316,800 / 1.25 = omega

253,440 = omega

omega = 253,440 radians / h Divide both sides by 60

omega = 253,440/ 60

omega = 4,224 radians / min

1 rotation = 2 pi radians

RPM = 4,224 / 2 pi

RPM = 2112/ pi

RPM = 2112 / 3.1416

RPM = 672.2689 rotation / min

To find the angular speed of the wheels in radians per minute, we first need to convert the linear speed of the car from miles per hour to feet per minute.

a) Conversion of linear speed:
60 miles per hour = 60 * 5280 feet per hour
= 316800 feet per hour

Since there are 60 minutes in an hour:
316800 feet per hour / 60 = 5280 feet per minute

Now, to find the angular speed of the wheels in radians per minute, we need to determine how many revolutions the wheels make per minute.

b) Conversion of revolutions per minute:
The perimeter of the wheel (circumference) can be found using the diameter.
Circumference = π * diameter
= π * 2.5 feet
= 7.85 feet

Since the car is moving at a rate of 5280 feet per minute:
5280 feet per minute / 7.85 feet = 672 revolutions per minute (approximately)

Therefore:
a) The angular speed of the wheels is approximately 5280 feet per minute.
b) The wheels are rotating approximately 672 revolutions per minute.

To find the angular speed of the wheels in radians per minute, we need to determine how many radians the wheel turns in one minute. We can find this by considering that the car travels at a speed of 60 miles per hour and the diameter of the wheels is 2.5 feet.

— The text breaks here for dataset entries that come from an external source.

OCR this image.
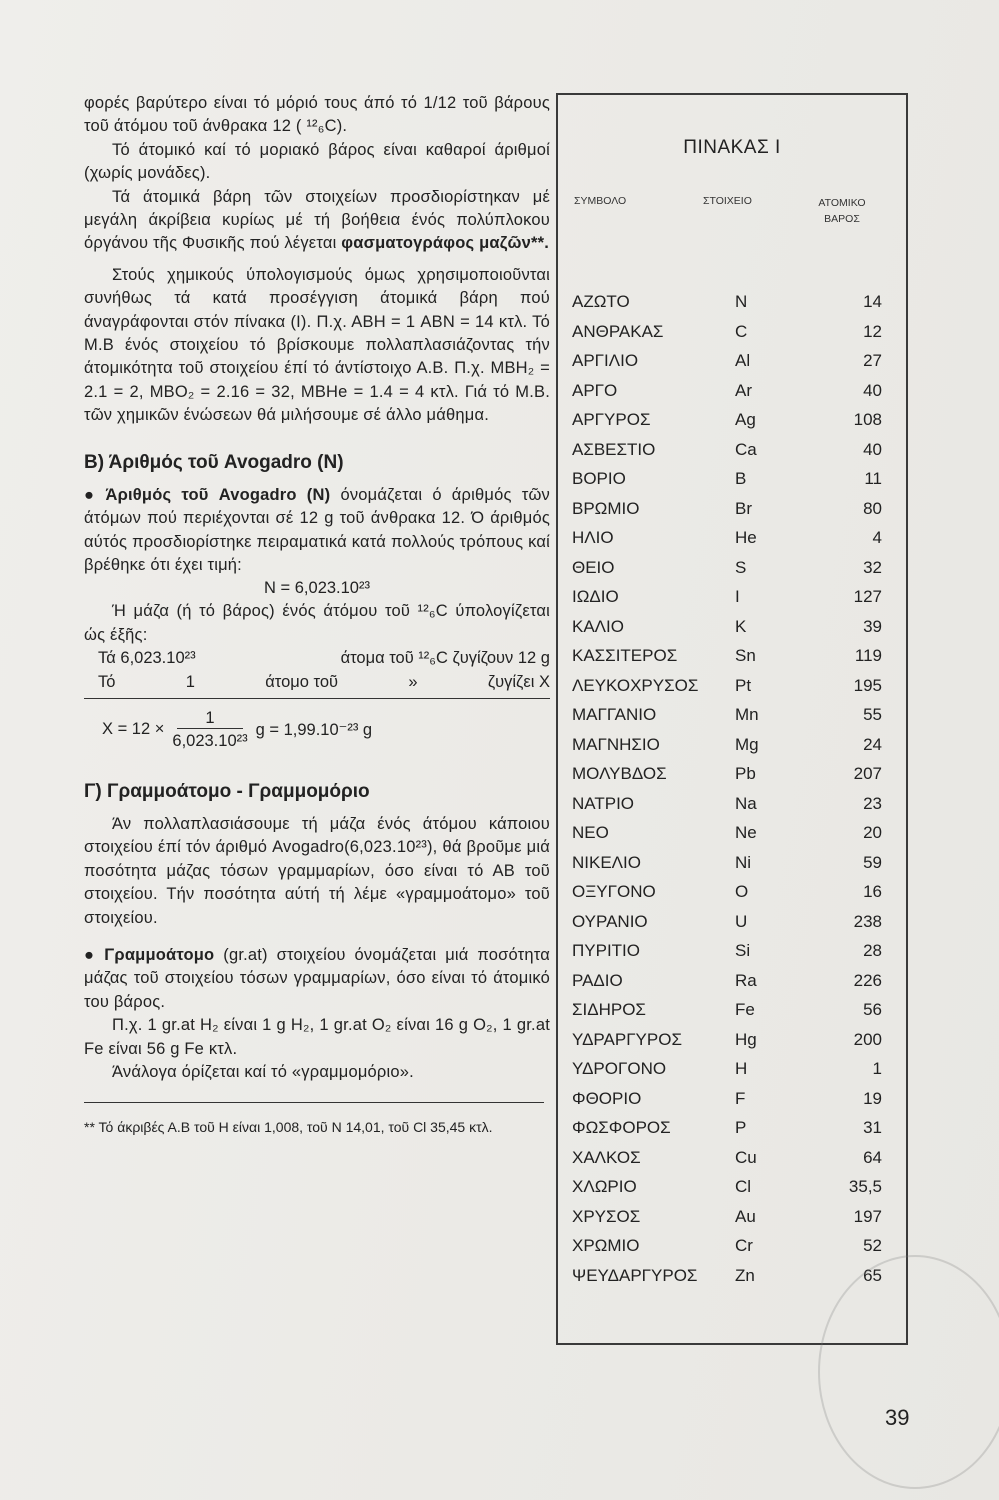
φορές βαρύτερο είναι τό μόριό τους άπό τό 1/12 τοῦ βάρους τοῦ άτόμου τοῦ άνθρακα 12 ( ¹²₆C).

Τό άτομικό καί τό μοριακό βάρος είναι καθαροί άριθμοί (χωρίς μονάδες).

Τά άτομικά βάρη τῶν στοιχείων προσδιορίστηκαν μέ μεγάλη άκρίβεια κυρίως μέ τή βοήθεια ένός πολύπλοκου όργάνου τῆς Φυσικῆς πού λέγεται φασματογράφος μαζῶν**.

Στούς χημικούς ύπολογισμούς όμως χρησιμοποιοῦνται συνήθως τά κατά προσέγγιση άτομικά βάρη πού άναγράφονται στόν πίνακα (I). Π.χ. ΑΒH = 1 ΑΒN = 14 κτλ. Τό Μ.Β ένός στοιχείου τό βρίσκουμε πολλαπλασιάζοντας τήν άτομικότητα τοῦ στοιχείου έπί τό άντίστοιχο Α.Β. Π.χ. ΜΒH₂ = 2.1 = 2, ΜΒO₂ = 2.16 = 32, ΜΒHe = 1.4 = 4 κτλ. Γιά τό Μ.Β. τῶν χημικῶν ένώσεων θά μιλήσουμε σέ άλλο μάθημα.

Β) Άριθμός τοῦ Avogadro (Ν)

● Άριθμός τοῦ Avogadro (Ν) όνομάζεται ό άριθμός τῶν άτόμων πού περιέχονται σέ 12 g τοῦ άνθρακα 12. Ό άριθμός αύτός προσδιορίστηκε πειραματικά κατά πολλούς τρόπους καί βρέθηκε ότι έχει τιμή:

Ν = 6,023.10²³

Ή μάζα (ή τό βάρος) ένός άτόμου τοῦ ¹²₆C ύπολογίζεται ώς έξῆς:

Τά 6,023.10²³	άτομα τοῦ ¹²₆C ζυγίζουν 12 g
Τό	1	άτομο τοῦ	»	ζυγίζει Χ
$X = 12 \times \frac{1}{\text{6,023.10²³}}$ g = 1,99.10⁻²³ g
Γ) Γραμμοάτομο - Γραμμομόριο

Άν πολλαπλασιάσουμε τή μάζα ένός άτόμου κάποιου στοιχείου έπί τόν άριθμό Avogadro(6,023.10²³), θά βροῦμε μιά ποσότητα μάζας τόσων γραμμαρίων, όσο είναι τό ΑΒ τοῦ στοιχείου. Τήν ποσότητα αύτή τή λέμε «γραμμοάτομο» τοῦ στοιχείου.

● Γραμμοάτομο (gr.at) στοιχείου όνομάζεται μιά ποσότητα μάζας τοῦ στοιχείου τόσων γραμμαρίων, όσο είναι τό άτομικό του βάρος.

Π.χ. 1 gr.at H₂ είναι 1 g H₂, 1 gr.at O₂ είναι 16 g O₂, 1 gr.at Fe είναι 56 g Fe κτλ.

Άνάλογα όρίζεται καί τό «γραμμομόριο».

** Τό άκριβές Α.Β τοῦ Η είναι 1,008, τοῦ Ν 14,01, τοῦ Cl 35,45 κτλ.

ΠΙΝΑΚΑΣ Ι
ΣΥΜΒΟΛΟ	ΣΤΟΙΧΕΙΟ	ΑΤΟΜΙΚΟ ΒΑΡΟΣ
ΑΖΩΤΟ	N	14
ΑΝΘΡΑΚΑΣ	C	12
ΑΡΓΙΛΙΟ	Al	27
ΑΡΓΟ	Ar	40
ΑΡΓΥΡΟΣ	Ag	108
ΑΣΒΕΣΤΙΟ	Ca	40
ΒΟΡΙΟ	B	11
ΒΡΩΜΙΟ	Br	80
ΗΛΙΟ	He	4
ΘΕΙΟ	S	32
ΙΩΔΙΟ	I	127
ΚΑΛΙΟ	K	39
ΚΑΣΣΙΤΕΡΟΣ	Sn	119
ΛΕΥΚΟΧΡΥΣΟΣ Pt	195
ΜΑΓΓΑΝΙΟ	Mn	55
ΜΑΓΝΗΣΙΟ	Mg	24
ΜΟΛΥΒΔΟΣ	Pb	207
ΝΑΤΡΙΟ	Na	23
ΝΕΟ	Ne	20
ΝΙΚΕΛΙΟ	Ni	59
ΟΞΥΓΟΝΟ	O	16
ΟΥΡΑΝΙΟ	U	238
ΠΥΡΙΤΙΟ	Si	28
ΡΑΔΙΟ	Ra	226
ΣΙΔΗΡΟΣ	Fe	56
ΥΔΡΑΡΓΥΡΟΣ	Hg	200
ΥΔΡΟΓΟΝΟ	H	1
ΦΘΟΡΙΟ	F	19
ΦΩΣΦΟΡΟΣ	P	31
ΧΑΛΚΟΣ	Cu	64
ΧΛΩΡΙΟ	Cl	35,5
ΧΡΥΣΟΣ	Au	197
ΧΡΩΜΙΟ	Cr	52
ΨΕΥΔΑΡΓΥΡΟΣ Zn	65
39
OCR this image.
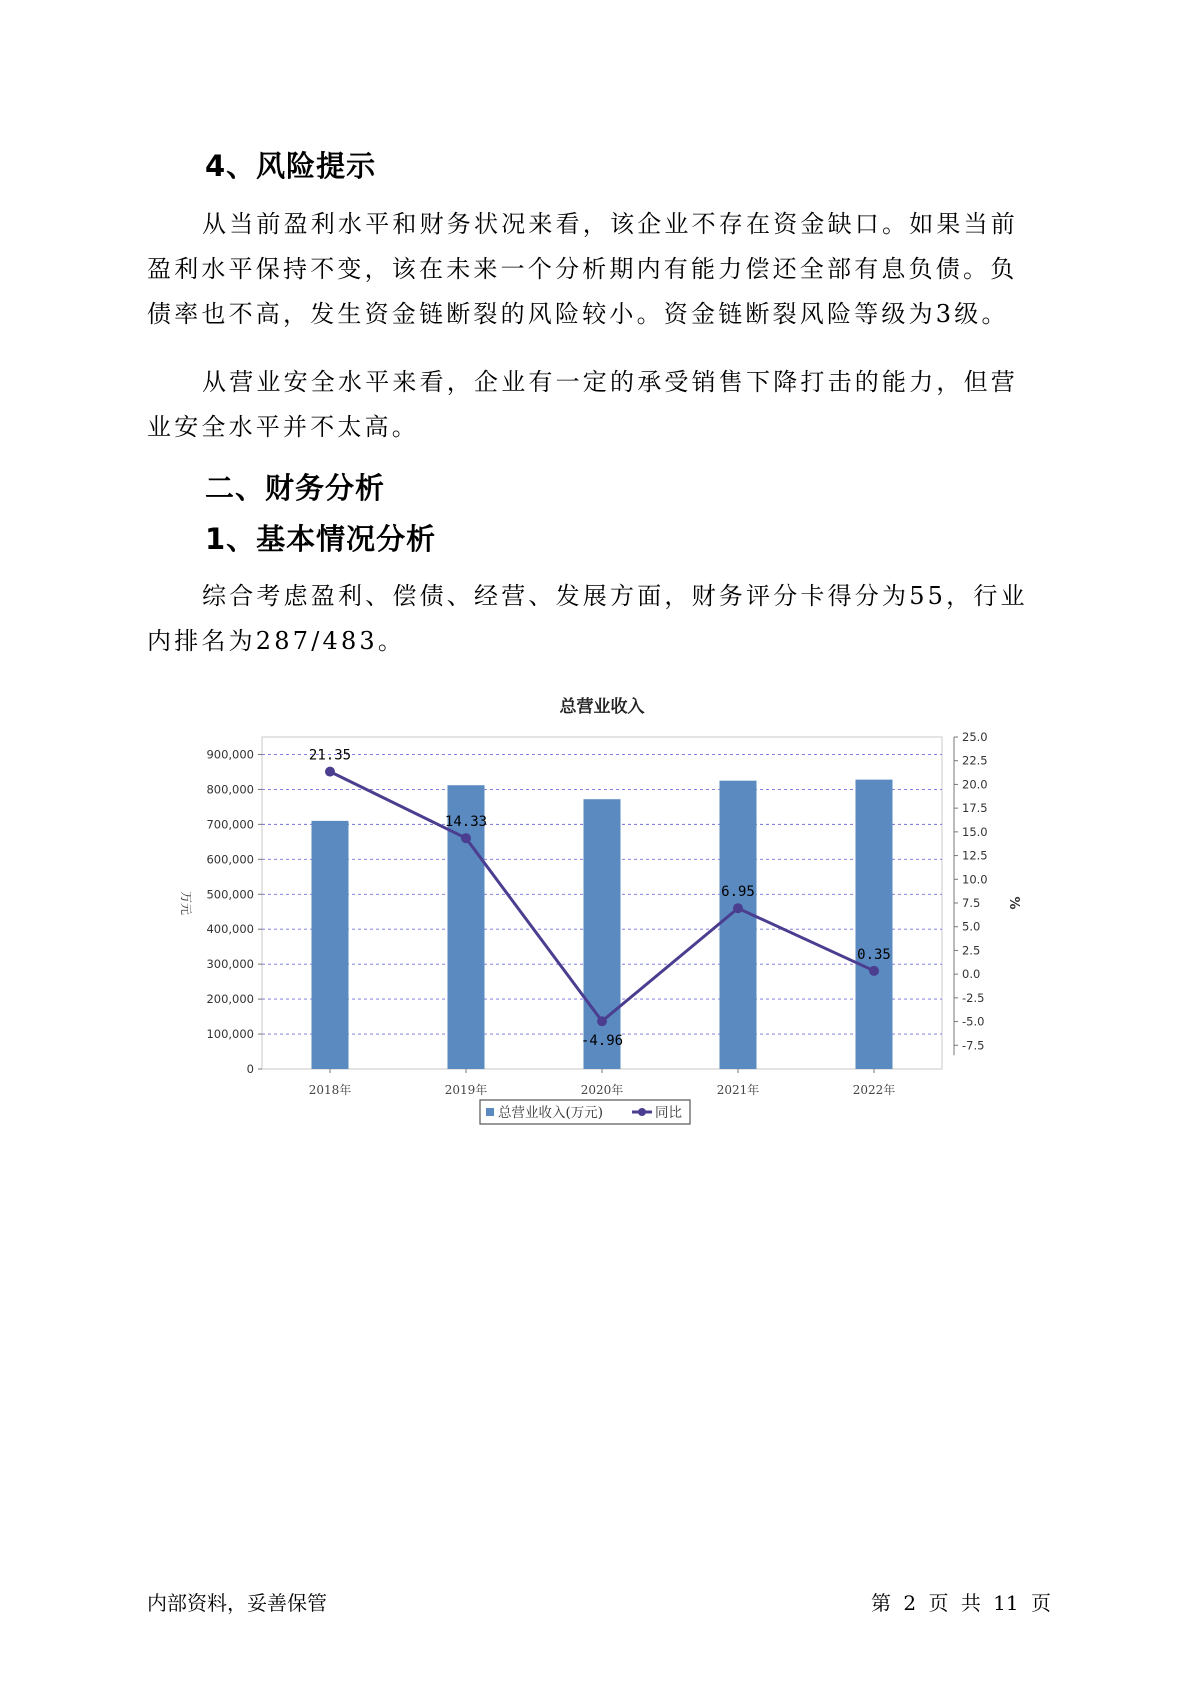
4、风险提示

从当前盈利水平和财务状况来看，该企业不存在资金缺口。如果当前
盈利水平保持不变，该在未来一个分析期内有能力偿还全部有息负债。负
债率也不高，发生资金链断裂的风险较小。资金链断裂风险等级为3级。

从营业安全水平来看，企业有一定的承受销售下降打击的能力，但营
业安全水平并不太高。

二、财务分析
1、基本情况分析

综合考虑盈利、偿债、经营、发展方面，财务评分卡得分为55，行业
内排名为287/483。

总营业收入
0
100,000
200,000
300,000
400,000
500,000
600,000
700,000
800,000
900,000
25.0
22.5
20.0
17.5
15.0
12.5
10.0
7.5
5.0
2.5
0.0
-2.5
-5.0
-7.5
万元	%
2018年	2019年	2020年	2021年	2022年
21.35
14.33
-4.96
6.95
0.35
总营业收入(万元)	同比
内部资料，妥善保管	第 2 页 共 11 页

a) Angular speed is defined as the angle traveled by an object in a unit of time. Since the car travels a distance of 60 miles in 1 hour, we can find the distance covered by the car in 1 minute by dividing 60 miles by 60 minutes, which gives us 1 mile per minute.

Since the diameter of the wheels is 2.5 feet, the circumference of the wheel is given by 2πr, where r is the radius of the wheel. We can find the radius by dividing the diameter by 2, so the radius is 2.5 feet / 2 = 1.25 feet.

Now, to find the circumference of the wheel, we multiply the radius by 2π:
Circumference = 2π * 1.25 = 2.5π feet

If the car travels one mile in one minute, it means that it has covered a distance of 5280 feet. Therefore, we can find the number of revolutions in one minute by dividing the distance (5280 feet) by the circumference of the wheel (2.5π feet).

b) Number of revolutions per minute = Distance traveled / Circumference of the wheel
Number of revolutions per minute = 5280 feet / (2.5π feet)
Number of revolutions per minute ≈ 2112 / π ≈ 672.73 revolutions per minute

So, the angular speed of the wheels is approximately 672.73 revolutions per minute.